Импульс духа прорастает из глубины человеческих сердец, так что первым его плодом стало изменение внутренней жизни наиболее чутких к духовным веяниям людей. Прежде всего претерпели изменение сокровеннейшие движения души – жизнь религиозная, связывающая личность с Источником ее существования, укореняющая в бытии. И в самом деле, весь Серебряный век, – философия, поэзия, музыка, живопись, театр, – точно фантастический цветок, распустился из одного мистического семени – христианства в версии Соловьева. Оно, разумеется, было преемственно связано с традиционным православием, но имело иную духовно-смысловую окрашенность. Ключевой для трудов Соловьева стала несколько необычная для традиции идея Богочеловечества, сделавшаяся основой новой русской духовности.

Истоком мысли Соловьева был его мистический опыт – общение с неким духовным существом, которое сам философ идентифицировал как библейскую Софию Премудрость Божию: о встречах с Софией он рассказал в своих стихах (прежде всего в поэме «Три свидания»), метафизическому учению о ней посвятил ряд книг и трактатов. Насколько доброкачественным в духовном отношении был опыт Соловьева – вопрос этот, видимо, надолго останется открытым. Тем не менее тему Соловьева подхватили, миф о Софии врывался в судьбы людей (вспомним историю Анны Шмидт и вихрь событий вокруг Л. Д. Блок).
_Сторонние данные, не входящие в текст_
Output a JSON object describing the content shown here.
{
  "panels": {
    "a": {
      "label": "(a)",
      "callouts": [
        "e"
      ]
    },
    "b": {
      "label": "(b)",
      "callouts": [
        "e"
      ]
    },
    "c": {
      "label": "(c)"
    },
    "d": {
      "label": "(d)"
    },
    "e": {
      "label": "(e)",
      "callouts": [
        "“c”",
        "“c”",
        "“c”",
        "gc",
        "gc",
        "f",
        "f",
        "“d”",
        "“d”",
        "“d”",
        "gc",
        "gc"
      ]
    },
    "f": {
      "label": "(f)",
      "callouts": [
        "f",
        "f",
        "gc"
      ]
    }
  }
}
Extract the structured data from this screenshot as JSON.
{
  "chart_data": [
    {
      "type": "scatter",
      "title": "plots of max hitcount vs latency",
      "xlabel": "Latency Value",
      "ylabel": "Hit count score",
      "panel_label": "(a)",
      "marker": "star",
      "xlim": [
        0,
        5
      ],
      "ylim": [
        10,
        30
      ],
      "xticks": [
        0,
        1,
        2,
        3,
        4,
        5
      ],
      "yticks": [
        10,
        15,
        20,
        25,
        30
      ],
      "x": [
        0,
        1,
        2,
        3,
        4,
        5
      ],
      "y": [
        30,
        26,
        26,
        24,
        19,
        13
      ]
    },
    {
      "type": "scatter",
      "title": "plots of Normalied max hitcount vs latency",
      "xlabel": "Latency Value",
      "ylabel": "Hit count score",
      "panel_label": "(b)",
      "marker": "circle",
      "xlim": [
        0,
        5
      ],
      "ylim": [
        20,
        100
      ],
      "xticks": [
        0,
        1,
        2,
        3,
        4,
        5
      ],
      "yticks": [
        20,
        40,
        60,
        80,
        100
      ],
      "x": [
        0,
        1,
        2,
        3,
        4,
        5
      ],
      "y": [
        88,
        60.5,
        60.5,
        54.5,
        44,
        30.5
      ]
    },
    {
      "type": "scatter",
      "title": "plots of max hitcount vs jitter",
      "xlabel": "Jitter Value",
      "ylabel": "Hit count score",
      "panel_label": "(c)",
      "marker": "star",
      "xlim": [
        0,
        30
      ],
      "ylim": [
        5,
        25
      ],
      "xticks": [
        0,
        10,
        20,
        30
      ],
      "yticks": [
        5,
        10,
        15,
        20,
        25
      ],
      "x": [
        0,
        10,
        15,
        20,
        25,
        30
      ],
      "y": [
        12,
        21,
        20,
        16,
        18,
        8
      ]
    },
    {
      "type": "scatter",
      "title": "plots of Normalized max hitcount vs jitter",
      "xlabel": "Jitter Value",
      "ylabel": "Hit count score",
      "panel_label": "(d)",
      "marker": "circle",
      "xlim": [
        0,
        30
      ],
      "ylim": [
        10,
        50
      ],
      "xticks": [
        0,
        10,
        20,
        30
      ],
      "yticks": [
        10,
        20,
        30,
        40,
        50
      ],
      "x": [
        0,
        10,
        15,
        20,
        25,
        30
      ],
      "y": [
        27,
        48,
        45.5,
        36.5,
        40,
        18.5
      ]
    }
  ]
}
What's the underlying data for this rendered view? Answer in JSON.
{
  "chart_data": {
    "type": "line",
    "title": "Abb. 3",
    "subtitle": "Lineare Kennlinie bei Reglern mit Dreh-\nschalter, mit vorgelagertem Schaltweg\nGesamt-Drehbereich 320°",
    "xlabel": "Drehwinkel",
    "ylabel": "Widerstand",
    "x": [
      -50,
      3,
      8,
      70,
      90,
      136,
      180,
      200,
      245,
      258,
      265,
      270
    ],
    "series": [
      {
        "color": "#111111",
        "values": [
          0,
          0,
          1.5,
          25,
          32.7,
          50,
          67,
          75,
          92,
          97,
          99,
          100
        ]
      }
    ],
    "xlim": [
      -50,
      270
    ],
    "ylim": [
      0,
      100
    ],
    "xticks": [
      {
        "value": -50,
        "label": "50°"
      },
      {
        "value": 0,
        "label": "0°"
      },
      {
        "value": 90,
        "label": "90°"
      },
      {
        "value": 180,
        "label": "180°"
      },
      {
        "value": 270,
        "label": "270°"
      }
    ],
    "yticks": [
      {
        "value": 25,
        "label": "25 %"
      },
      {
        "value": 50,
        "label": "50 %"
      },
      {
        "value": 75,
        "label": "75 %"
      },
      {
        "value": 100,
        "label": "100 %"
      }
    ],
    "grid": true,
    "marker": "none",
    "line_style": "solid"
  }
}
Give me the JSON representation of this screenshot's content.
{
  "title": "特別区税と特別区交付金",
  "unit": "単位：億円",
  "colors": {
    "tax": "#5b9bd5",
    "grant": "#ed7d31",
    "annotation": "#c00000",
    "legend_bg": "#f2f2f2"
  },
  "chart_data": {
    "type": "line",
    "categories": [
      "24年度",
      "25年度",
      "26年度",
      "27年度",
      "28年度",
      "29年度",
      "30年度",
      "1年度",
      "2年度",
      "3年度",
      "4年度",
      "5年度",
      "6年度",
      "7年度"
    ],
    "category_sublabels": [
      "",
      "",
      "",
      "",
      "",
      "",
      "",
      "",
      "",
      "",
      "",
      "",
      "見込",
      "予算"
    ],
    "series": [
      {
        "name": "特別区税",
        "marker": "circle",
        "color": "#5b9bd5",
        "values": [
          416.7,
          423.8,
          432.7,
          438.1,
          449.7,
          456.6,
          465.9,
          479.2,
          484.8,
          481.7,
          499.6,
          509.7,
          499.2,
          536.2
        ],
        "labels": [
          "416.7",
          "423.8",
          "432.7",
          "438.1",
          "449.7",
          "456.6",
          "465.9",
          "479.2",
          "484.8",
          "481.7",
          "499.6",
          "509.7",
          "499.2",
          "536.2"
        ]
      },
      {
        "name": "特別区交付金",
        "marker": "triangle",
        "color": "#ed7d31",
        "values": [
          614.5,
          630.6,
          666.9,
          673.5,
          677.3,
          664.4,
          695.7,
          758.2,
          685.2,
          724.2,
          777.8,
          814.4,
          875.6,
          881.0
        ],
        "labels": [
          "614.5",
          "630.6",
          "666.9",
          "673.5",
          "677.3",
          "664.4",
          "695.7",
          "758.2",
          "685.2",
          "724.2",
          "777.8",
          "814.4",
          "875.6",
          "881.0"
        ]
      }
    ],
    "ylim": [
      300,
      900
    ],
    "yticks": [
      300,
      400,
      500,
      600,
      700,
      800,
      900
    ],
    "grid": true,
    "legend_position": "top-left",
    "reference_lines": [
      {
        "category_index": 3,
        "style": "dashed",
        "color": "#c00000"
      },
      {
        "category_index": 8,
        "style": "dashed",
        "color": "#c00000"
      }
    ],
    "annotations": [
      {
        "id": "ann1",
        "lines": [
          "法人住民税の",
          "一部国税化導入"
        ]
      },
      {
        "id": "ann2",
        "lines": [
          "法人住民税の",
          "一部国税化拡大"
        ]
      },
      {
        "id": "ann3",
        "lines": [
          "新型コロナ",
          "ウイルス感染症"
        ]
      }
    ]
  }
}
Гипотезой Софии объясняли всё и вся – от экономических законов хозяйства до тайн языка; наконец, уже в эмиграции С. Булгаков (глава возникшего к тому времени – по благословению патриарха Тихона – Братства Святой Софии) создает богословскую софиологическую «сумму» и претерпевает за это удары со стороны церковных традиционалистов… Без преувеличения можно утверждать, что под знаком Софии стоял весь Серебряный век.

На перевале веков и культурных эпох в мир приходят также Евгения и Аделаида Герцык. Да, это были новые души, призванные, подобно их друзьям – Бердяеву, Булгакову, Иванову, воспринять и творчески проработать новое духовное содержание. Их искания, – более того, сама их жизнь оказались связанными с софийной идеей, с христианским обновлением. Было ли случайностью, что их мать носила имя Софии? Софией стала и Аделаида Герцык, перейдя в 1915 г. из лютеранства в православие: она пошла на это под влиянием бесед с Булгаковым и чтения «Столпа и утверждения Истины» Флоренского. София упоминается в текстах Евгении, которая пыталась проникнуть в тайну этого высочайшего ангела… Короче говоря, сестры Герцык были тоже вовлечены в процесс творчества по созданию новой культуры, и приметы этого призвания следует искать уже в особых обстоятельствах их детства.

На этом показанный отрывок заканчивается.